Oakland’s bus system, for instance, sought a sole-source $100,000 contract for equipment capable of detecting improvised explosive devices. Other grantees hired consultants or bought all-terrain vehicles and rapid-response trucks under similar circumstances.
The inspector general’s March report revealed that communities across the state were not aware of federal purchasing rules and bought gear without fair and open competition. In other cases, local agencies didn’t look closely to ensure no-bid contract proposals were reasonable. The inspector general identified $11.6 million in purchases where regulations weren’t followed.
Auditors found that local authorities “preferred to avoid the burden of initiating competitive procurement whenever possible.”
Cynthia Chimonyo, emergency planning coordinator for the Oakland Fire Department, said the city wasn’t aware public transit officials had not issued formal bids for purchases, but AC Transit has since been instructed to follow procurement guidelines.
The city’s grant office was severely understaffed during the early years, added Renee Domingo, an emergency services manager for the fire department.

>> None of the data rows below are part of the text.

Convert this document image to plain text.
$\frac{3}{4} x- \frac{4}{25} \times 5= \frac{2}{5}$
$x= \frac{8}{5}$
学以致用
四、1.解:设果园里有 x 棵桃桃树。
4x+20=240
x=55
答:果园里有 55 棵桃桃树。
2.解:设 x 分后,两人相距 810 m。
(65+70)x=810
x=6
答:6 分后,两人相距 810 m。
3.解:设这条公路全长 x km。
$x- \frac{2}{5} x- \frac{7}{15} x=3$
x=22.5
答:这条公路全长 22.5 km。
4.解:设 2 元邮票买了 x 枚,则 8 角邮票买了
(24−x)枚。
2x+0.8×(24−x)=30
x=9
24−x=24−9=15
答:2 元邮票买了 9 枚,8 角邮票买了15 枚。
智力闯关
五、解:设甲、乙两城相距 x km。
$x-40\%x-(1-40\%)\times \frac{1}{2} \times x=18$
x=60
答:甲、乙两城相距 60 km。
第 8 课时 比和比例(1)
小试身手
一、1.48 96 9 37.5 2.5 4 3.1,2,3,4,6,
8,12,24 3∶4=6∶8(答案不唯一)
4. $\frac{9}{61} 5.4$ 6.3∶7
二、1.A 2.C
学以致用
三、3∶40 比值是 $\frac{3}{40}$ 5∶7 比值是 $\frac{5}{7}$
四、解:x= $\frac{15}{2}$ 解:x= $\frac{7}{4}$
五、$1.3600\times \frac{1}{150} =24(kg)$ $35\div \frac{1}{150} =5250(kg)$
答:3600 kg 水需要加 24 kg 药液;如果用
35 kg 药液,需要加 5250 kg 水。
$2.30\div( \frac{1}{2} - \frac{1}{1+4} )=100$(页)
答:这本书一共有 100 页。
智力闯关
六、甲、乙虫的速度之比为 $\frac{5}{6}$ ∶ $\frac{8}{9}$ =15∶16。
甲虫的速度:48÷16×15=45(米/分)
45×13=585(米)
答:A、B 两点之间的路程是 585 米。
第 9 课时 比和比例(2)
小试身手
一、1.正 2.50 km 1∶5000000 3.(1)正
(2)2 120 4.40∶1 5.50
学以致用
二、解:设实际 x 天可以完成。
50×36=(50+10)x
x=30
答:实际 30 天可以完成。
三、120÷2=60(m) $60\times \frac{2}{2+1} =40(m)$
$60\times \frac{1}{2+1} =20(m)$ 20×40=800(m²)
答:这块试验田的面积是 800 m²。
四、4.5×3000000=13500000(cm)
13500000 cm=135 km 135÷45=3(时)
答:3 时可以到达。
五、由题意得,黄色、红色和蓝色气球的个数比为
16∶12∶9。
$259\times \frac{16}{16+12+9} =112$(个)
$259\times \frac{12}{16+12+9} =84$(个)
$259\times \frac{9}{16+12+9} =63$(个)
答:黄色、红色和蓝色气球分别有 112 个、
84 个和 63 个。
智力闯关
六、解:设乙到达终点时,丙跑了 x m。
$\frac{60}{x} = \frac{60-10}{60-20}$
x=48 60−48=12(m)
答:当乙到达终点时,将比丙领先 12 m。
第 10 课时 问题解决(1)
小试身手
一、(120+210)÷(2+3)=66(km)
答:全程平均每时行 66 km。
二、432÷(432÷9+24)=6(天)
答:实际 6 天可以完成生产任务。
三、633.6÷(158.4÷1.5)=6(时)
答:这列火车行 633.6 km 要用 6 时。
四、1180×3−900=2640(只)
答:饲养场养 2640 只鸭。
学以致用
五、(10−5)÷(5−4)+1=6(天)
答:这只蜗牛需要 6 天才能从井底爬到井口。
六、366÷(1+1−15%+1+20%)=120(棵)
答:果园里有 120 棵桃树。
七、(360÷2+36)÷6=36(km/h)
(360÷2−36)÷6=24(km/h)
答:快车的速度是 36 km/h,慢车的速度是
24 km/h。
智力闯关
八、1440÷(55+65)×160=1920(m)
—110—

There was only a single person in charge of Oakland’s entire program and no one available to carry out an inventory of millions of dollars in equipment.
So did all of these new homeland security purchases make the state safer? That’s difficult to tell, according to Inspector General Skinner. His federal auditors found that California couldn’t evaluate improvements in its ability to respond to disasters and thus demonstrate how the grants have made a difference, a conclusion also contained in several other watchdog reports published this year that were critical of the Department of Homeland Security’s major grant programs in general.
California’s preparedness goals weren’t specific or measurable, the audit declared, which meant the state “was not able to assess first responder capabilities or justify continued grants.”
In his response letter, California Emergency Management Agency secretary Bettenhausen called the finding “subjective” and cited as an example of success the state’s swift-water rescue efforts, which improved after shortcomings in such missions were identified. According to Bettenhausen: “California has gone above and beyond what is required at the federal level in the measurement of preparedness and capabilities.”